The portion of the instructions, to which the single exception relates, was as follows: "I charge you further, gentlemen, that robbery is the felonious taking and carrying away of the personal property of another from his person by violence or putting him in fear. Robbery includes larceny and all the elements that are necessary to constitute larceny are also necessary to constitute robbery, then I must explain larceny to you. Larceny means the unlawful taking and carrying away of the personal property of another of the value of $20.00 or more, with the wicked, unlawful intent to take that which belongs to another, destroy his ownership and property rights in that property, and to convert it to one's own use and benefit."

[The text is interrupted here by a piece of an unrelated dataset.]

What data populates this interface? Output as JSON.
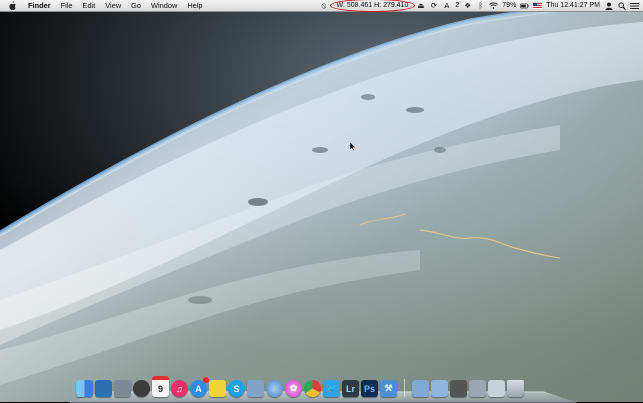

The gist of appellant's contention is that the instructions were deficient in that they did not define grand larceny as being the felonious taking or stealing of property. In view of the content and plain meaning of the quoted instructions the complaint of error is manifestly without merit. Appellant was represented by trial counsel who should have requested further definition, if deemed necessary in his client's interest, which we do not think it was. The language used by the trial court was more easily understood by the lay jury than would have been repetition of the word "felonious" or use of the term "stealing."
Grand larceny is not defined by statute in this State but the elements of the crime are well-established by the common law and they were stated with sufficient accuracy and clarity in this case — certainly in the absence of request for elaboration. See the decisions collected under the title of Larceny in 21 S.E. Dig. and pocket parts.
Fair analysis of the instructions shows that they included, as an element of the crime of larceny, felonious intent. "Unlawful" was employed as a descriptive adjective, which is self-explanatory even to a layman, and so is the word "wicked." Webster gives as synonyms of the latter: sinful, criminal, guilty, unjust, etc.
The definition of "felonious" as meaning "wickedly and against the admonition of the law unlawfully," was held exactly descriptive of the features of a killing which rendered the offense manslaughter under the statute of that jurisdiction in State v. Allister, 317 Mo. 348, 295 S.W. 754, 757. An instruction that if defendant purposely killed deceased after reflection, with a wickedness and depravity of heart toward the deceased, etc., the defendant was guilty of murder in the first degree, is sufficient as an allegation of the highest degree of malice. Lang v. State, 84 Ala. 1, 4 So. 193, 195, 5 Am. St. Rep. 324. Malice is a state and condition of the mind or heart which is best understood as "wickedness." State v. Walker, 9 Houst. Del., 464, 33 A. 227, 228.
The appeal falls, by analogy, within the following from the opinion in State v. McCann, 167 S.C. 393, 166 S.E. 411, 415: "Proof beyond a reasonable doubt of a fraudulent intention is necessary before the crime of breach of trust is complete. That was expressly held in State v. Butler [ 21 S.C. 353], supra, on which the appellant depends to sustain his exception as to the charge, and the conviction of the defendant in that case was reversed because the trial judge there failed to so charge upon the specific request of the defendant.
"In this case, the appellant did not make a request for the charge he now urges should have been given. In the absence of such request, and upon careful examination of the whole charge as given, we are unable to hold that there is reversible error, as contended for by the appellant. The presiding judge, in the absence of the specific request, we think sufficiently stated the law applicable to the crime charged against the appellant."
The judgment is affirmed.
BAKER, C.J., and FISHBURNE, TAYLOR and OXNER, JJ., concur.